The evidence at trial showed that beginning in 2007, when White was around 20 years old, until 2013, White repeatedly molested young girls, ranging from the ages of 2 to 13, at the home of his adoptive mother, Peggy White (a/k/a Well-Known Buffalo).
Peggy White’s home, which is the location of The Center Pole, a non-profit organization in Garryowen, always had children around, including children being fostered by Peggy White.
The layout of the facility made it easy for White to avoid supervision and detection of his predatory conduct, the press release states. The evidence showed White had a persistent and common pattern of sexually offending young girls by isolating them and then molesting them.
White was criminally charged in United States District Court for the District of Montana with numerous sex crimes. Peggy White and her partner, Susan Kelly, were also criminally charged with misprision of felony for their part in enabling him and covering up White’s molestations, the press release states.
However, due to his mental illnesses, White was deemed incompetent to stand trial. As a result, Peggy White and Susan Kelly were unable to be prosecuted for their alleged crimes.
Ultimately, the United States certified White as a sexually dangerous person under the Adam Walsh Act. The Act allows the United States to seek civil commitment of sexually dangerous persons who, because of a serious mental illness, abnormality, or disorder, would have serious difficulty refraining from sexually violent conduct or child molestation.
The United States believed that White met every element of that definition and the Court agreed. On Thursday, a federal judge announced his ruling and civilly committed White to the custody of the Attorney General as a sexually dangerous person.
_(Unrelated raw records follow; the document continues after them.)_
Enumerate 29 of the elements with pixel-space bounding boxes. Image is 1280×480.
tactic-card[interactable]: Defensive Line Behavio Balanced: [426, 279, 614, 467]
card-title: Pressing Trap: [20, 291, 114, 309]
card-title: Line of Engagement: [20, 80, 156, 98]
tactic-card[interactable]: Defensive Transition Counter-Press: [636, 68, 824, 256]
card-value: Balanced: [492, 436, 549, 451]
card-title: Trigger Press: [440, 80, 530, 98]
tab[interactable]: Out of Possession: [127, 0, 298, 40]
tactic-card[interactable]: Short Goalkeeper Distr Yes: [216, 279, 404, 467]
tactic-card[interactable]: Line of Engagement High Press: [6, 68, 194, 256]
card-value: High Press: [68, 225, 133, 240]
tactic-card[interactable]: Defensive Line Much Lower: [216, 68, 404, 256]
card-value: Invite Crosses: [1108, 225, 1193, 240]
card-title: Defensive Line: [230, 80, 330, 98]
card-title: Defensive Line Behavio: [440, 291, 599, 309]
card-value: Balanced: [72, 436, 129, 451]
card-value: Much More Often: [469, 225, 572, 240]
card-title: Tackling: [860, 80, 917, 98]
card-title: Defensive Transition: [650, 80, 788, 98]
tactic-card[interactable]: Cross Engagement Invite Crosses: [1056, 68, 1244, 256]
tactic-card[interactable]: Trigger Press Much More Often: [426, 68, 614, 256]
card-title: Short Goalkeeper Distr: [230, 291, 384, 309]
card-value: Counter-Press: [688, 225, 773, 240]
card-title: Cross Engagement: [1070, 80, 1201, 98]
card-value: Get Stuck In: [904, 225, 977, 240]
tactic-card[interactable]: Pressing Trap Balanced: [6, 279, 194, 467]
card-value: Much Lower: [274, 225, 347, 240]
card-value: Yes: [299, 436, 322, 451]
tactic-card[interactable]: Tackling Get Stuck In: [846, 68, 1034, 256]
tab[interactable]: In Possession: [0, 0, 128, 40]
In making the ruling, the judge noted the “credible, consistent, and extremely persuasive” testimony of five of White’s victims, finding that White molested them. The judge also found that White suffers from Pedophilic Disorder and Intellectual Disability, and as a result of these serious mental illnesses, abnormalities, or disorders White would have serious difficulty refraining from child molestation if released.
The judge also said that members of White’s family, including his mother, “concealed the allegations and degraded the victims.”
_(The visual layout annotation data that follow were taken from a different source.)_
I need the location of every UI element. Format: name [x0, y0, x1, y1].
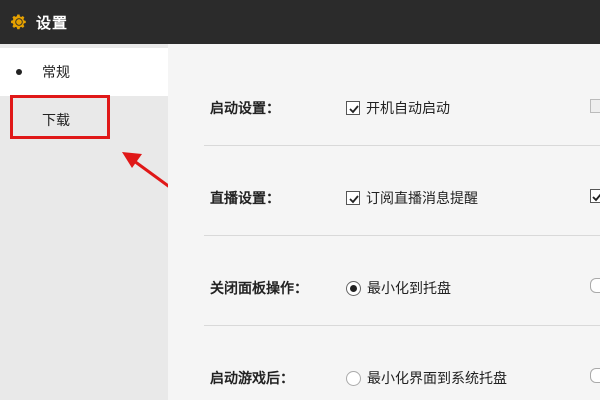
- partial-radio[interactable]: [590, 278, 600, 297]
- minimize-to-tray-radio[interactable]: 最小化到托盘: [346, 278, 451, 298]
- auto-start-checkbox[interactable]: 开机自动启动: [346, 98, 450, 118]
- settings-row-after-game: 启动游戏后： 最小化界面到系统托盘: [204, 326, 600, 400]
- sidebar-item-general[interactable]: 常规: [0, 48, 168, 96]
- partial-radio[interactable]: [590, 368, 600, 387]
- settings-row-startup: 启动设置： 开机自动启动: [204, 56, 600, 146]
- minimize-ui-to-tray-radio[interactable]: 最小化界面到系统托盘: [346, 368, 507, 388]
- setting-label: 直播设置：: [210, 191, 280, 207]
- settings-row-live: 直播设置： 订阅直播消息提醒: [204, 146, 600, 236]
- window-title: 设置: [36, 13, 69, 32]
- active-indicator-dot: [16, 69, 22, 75]
- gear-icon: [11, 14, 26, 30]
- option-label: 最小化界面到系统托盘: [367, 371, 507, 387]
- setting-label: 启动设置：: [210, 101, 280, 117]
- radio-unselected-icon: [346, 370, 361, 386]
- setting-label: 关闭面板操作：: [210, 281, 308, 297]
- partial-checkbox[interactable]: [590, 188, 600, 207]
- checkbox-checked-icon: [590, 189, 600, 203]
- checkbox-checked-icon: [346, 191, 360, 205]
- live-reminder-checkbox[interactable]: 订阅直播消息提醒: [346, 188, 478, 208]
- annotation-highlight-box: [10, 95, 110, 139]
- sidebar-item-label: 常规: [42, 65, 70, 81]
- option-label: 开机自动启动: [366, 101, 450, 117]
- settings-panel: 启动设置： 开机自动启动 直播设置： 订阅直播消息提醒 关闭面板操作： 最小化到…: [168, 44, 600, 400]
- checkbox-checked-icon: [346, 101, 360, 115]
- settings-row-close-panel: 关闭面板操作： 最小化到托盘: [204, 236, 600, 326]
- radio-unselected-icon: [590, 278, 600, 293]
- title-bar: 设置: [0, 0, 600, 44]
- option-label: 订阅直播消息提醒: [366, 191, 478, 207]
- setting-label: 启动游戏后：: [210, 371, 294, 387]
- radio-selected-icon: [346, 280, 361, 296]
- partial-checkbox[interactable]: [590, 98, 600, 117]
- radio-unselected-icon: [590, 368, 600, 383]
- option-label: 最小化到托盘: [367, 281, 451, 297]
The judge concluded that if White returned to an environment like The Center Pole with young girls around, he would molest again.
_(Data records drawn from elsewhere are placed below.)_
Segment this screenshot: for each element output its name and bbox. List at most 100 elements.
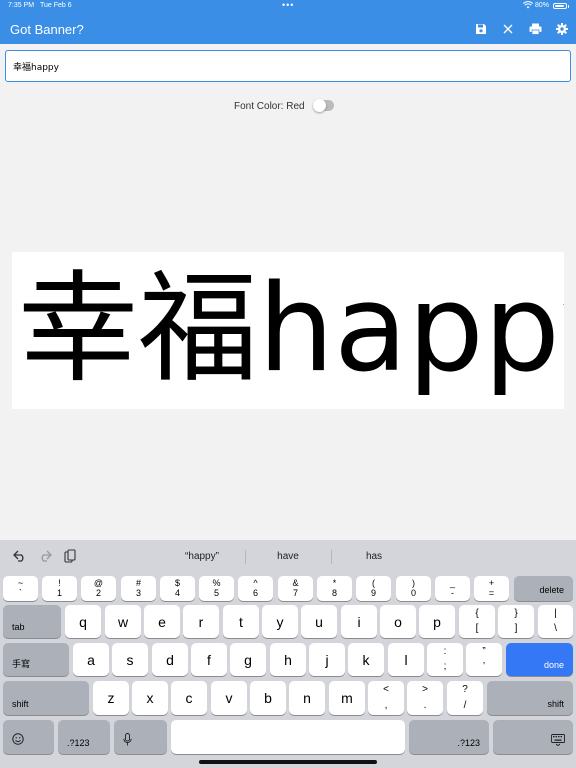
gear-icon: [556, 23, 568, 35]
key-q[interactable]: q: [65, 605, 101, 638]
save-button[interactable]: [474, 22, 488, 36]
key-r[interactable]: r: [183, 605, 219, 638]
status-date: Tue Feb 6: [40, 2, 72, 9]
key-equals[interactable]: + =: [474, 576, 509, 601]
key-semicolon[interactable]: :;: [427, 643, 463, 676]
key-2[interactable]: @2: [81, 576, 116, 601]
keyboard-dismiss-icon: [551, 734, 565, 747]
numbers-left-key[interactable]: .?123: [58, 720, 110, 754]
key-a[interactable]: a: [73, 643, 109, 676]
key-s[interactable]: s: [112, 643, 148, 676]
dictation-key[interactable]: [114, 720, 167, 754]
page-title: Got Banner?: [10, 22, 84, 37]
key-i[interactable]: i: [341, 605, 377, 638]
key-backslash[interactable]: | \: [538, 605, 573, 638]
key-0[interactable]: ) 0: [396, 576, 431, 601]
paste-button[interactable]: [62, 548, 78, 564]
key-4[interactable]: $4: [160, 576, 195, 601]
key-m[interactable]: m: [329, 681, 365, 715]
key-p[interactable]: p: [419, 605, 455, 638]
battery-percent: 80%: [535, 2, 550, 9]
key-c[interactable]: c: [171, 681, 207, 715]
font-color-label: Font Color: Red: [234, 101, 305, 112]
key-9[interactable]: (9: [356, 576, 391, 601]
key-u[interactable]: u: [301, 605, 337, 638]
key-k[interactable]: k: [348, 643, 384, 676]
numbers-right-key[interactable]: .?123: [409, 720, 489, 754]
key-minus[interactable]: _ -: [435, 576, 470, 601]
tab-key[interactable]: tab: [3, 605, 61, 638]
font-color-row: Font Color: Red: [0, 99, 576, 114]
key-y[interactable]: y: [262, 605, 298, 638]
key-j[interactable]: j: [309, 643, 345, 676]
suggestion-1[interactable]: “happy”: [162, 551, 242, 562]
delete-key[interactable]: delete: [514, 576, 573, 601]
suggestion-bar: “happy” have has: [0, 540, 576, 574]
clipboard-icon: [64, 549, 76, 563]
keyboard: “happy” have has ~ ` ! 1 @2 #3 $4 % 5 ^ 6 & 7…: [0, 540, 576, 768]
status-time: 7:35 PM: [8, 2, 35, 9]
suggestion-divider: [245, 550, 246, 564]
suggestion-3[interactable]: has: [334, 551, 414, 562]
key-x[interactable]: x: [132, 681, 168, 715]
key-quote[interactable]: ”’: [466, 643, 502, 676]
font-color-toggle[interactable]: [313, 99, 334, 112]
close-icon: [503, 24, 513, 34]
banner-text: 幸福happy: [18, 260, 564, 399]
key-v[interactable]: v: [211, 681, 247, 715]
shift-left-key[interactable]: shift: [3, 681, 89, 715]
hide-keyboard-key[interactable]: [493, 720, 573, 754]
undo-icon: [13, 550, 24, 562]
key-3[interactable]: #3: [121, 576, 156, 601]
key-t[interactable]: t: [223, 605, 259, 638]
suggestion-divider: [331, 550, 332, 564]
key-b[interactable]: b: [250, 681, 286, 715]
status-bar: 7:35 PM Tue Feb 6 ••• 80%: [0, 0, 576, 12]
home-indicator: [199, 760, 377, 764]
key-1[interactable]: ! 1: [42, 576, 77, 601]
multitasking-dots-icon[interactable]: •••: [282, 0, 294, 10]
key-backtick[interactable]: ~ `: [3, 576, 38, 601]
key-g[interactable]: g: [230, 643, 266, 676]
battery-icon: [553, 3, 569, 9]
key-n[interactable]: n: [289, 681, 325, 715]
key-w[interactable]: w: [105, 605, 141, 638]
key-5[interactable]: % 5: [199, 576, 234, 601]
banner-text-input[interactable]: [5, 50, 571, 82]
emoji-key[interactable]: [3, 720, 54, 754]
key-o[interactable]: o: [380, 605, 416, 638]
key-z[interactable]: z: [93, 681, 129, 715]
emoji-icon: [12, 733, 24, 745]
key-l[interactable]: l: [388, 643, 424, 676]
save-icon: [476, 24, 486, 34]
settings-button[interactable]: [555, 22, 569, 36]
microphone-icon: [123, 733, 132, 746]
done-key[interactable]: done: [506, 643, 573, 676]
key-e[interactable]: e: [144, 605, 180, 638]
app-bar: 7:35 PM Tue Feb 6 ••• 80% Got Banner?: [0, 0, 576, 44]
shift-right-key[interactable]: shift: [487, 681, 573, 715]
key-bracket-right[interactable]: }]: [498, 605, 534, 638]
toggle-knob: [313, 99, 326, 112]
key-d[interactable]: d: [152, 643, 188, 676]
key-6[interactable]: ^ 6: [238, 576, 273, 601]
undo-button[interactable]: [12, 548, 28, 564]
close-button[interactable]: [501, 22, 515, 36]
space-key[interactable]: [171, 720, 405, 754]
key-bracket-left[interactable]: {[: [459, 605, 495, 638]
suggestion-2[interactable]: have: [248, 551, 328, 562]
key-h[interactable]: h: [270, 643, 306, 676]
redo-icon: [41, 550, 52, 562]
print-button[interactable]: [528, 22, 542, 36]
key-f[interactable]: f: [191, 643, 227, 676]
key-period[interactable]: >.: [407, 681, 443, 715]
print-icon: [529, 23, 541, 35]
banner-preview: 幸福happy: [12, 252, 564, 409]
key-comma[interactable]: <,: [368, 681, 404, 715]
key-8[interactable]: * 8: [317, 576, 352, 601]
key-slash[interactable]: ? /: [447, 681, 483, 715]
key-7[interactable]: & 7: [278, 576, 313, 601]
wifi-icon: [522, 1, 534, 11]
handwriting-key[interactable]: 手寫: [3, 643, 69, 676]
redo-button[interactable]: [37, 548, 53, 564]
“This was a tragic and unique case,” said Acting United States Attorney G. Norman Acker, III. “Because Mr. White could not be criminally prosecuted due to his incompetency, the Government was required to prove in this civil proceeding he had committed acts of child molestation. The Government did so through the courageous, gut-wrenching testimony of his victims, who traveled across the country to face their abuser and his family members who concealed his conduct. Presenting such fragile testimony is no easy feat, and as such, I express my deep appreciation to the FBI agents, victim specialists, and forensic interview specialists in Montana for their tireless efforts in working with the victims. In particular, FBI Victim Specialist Michele Stewart was invaluable. Without her exceptional rapport with the victims and personal involvement, including traveling with the victims to North Carolina to testify, they may not have found the courage to testify. The victims’ courageous testimony will help keep others safe from Mr. White.”
Mr. Acker continued: “This case is a great example of how a true team effort can help make the communities within this District and across the country safer.”
“The Judge’s decision provides some measure of justice as Oliver White will never have the opportunity to hurt another child,” said Special Agent in Charge Dennis Rice of the FBI’s Salt Lake City Field Office. “We commend the survivors of White’s abuse who demonstrated resilience in the face of adversity and acted to protect other children in a selfless display of their courage. The FBI wishes to thank the Bureau of Indian Affairs Office of Justice Services for their invaluable partnership investigating this years-long case."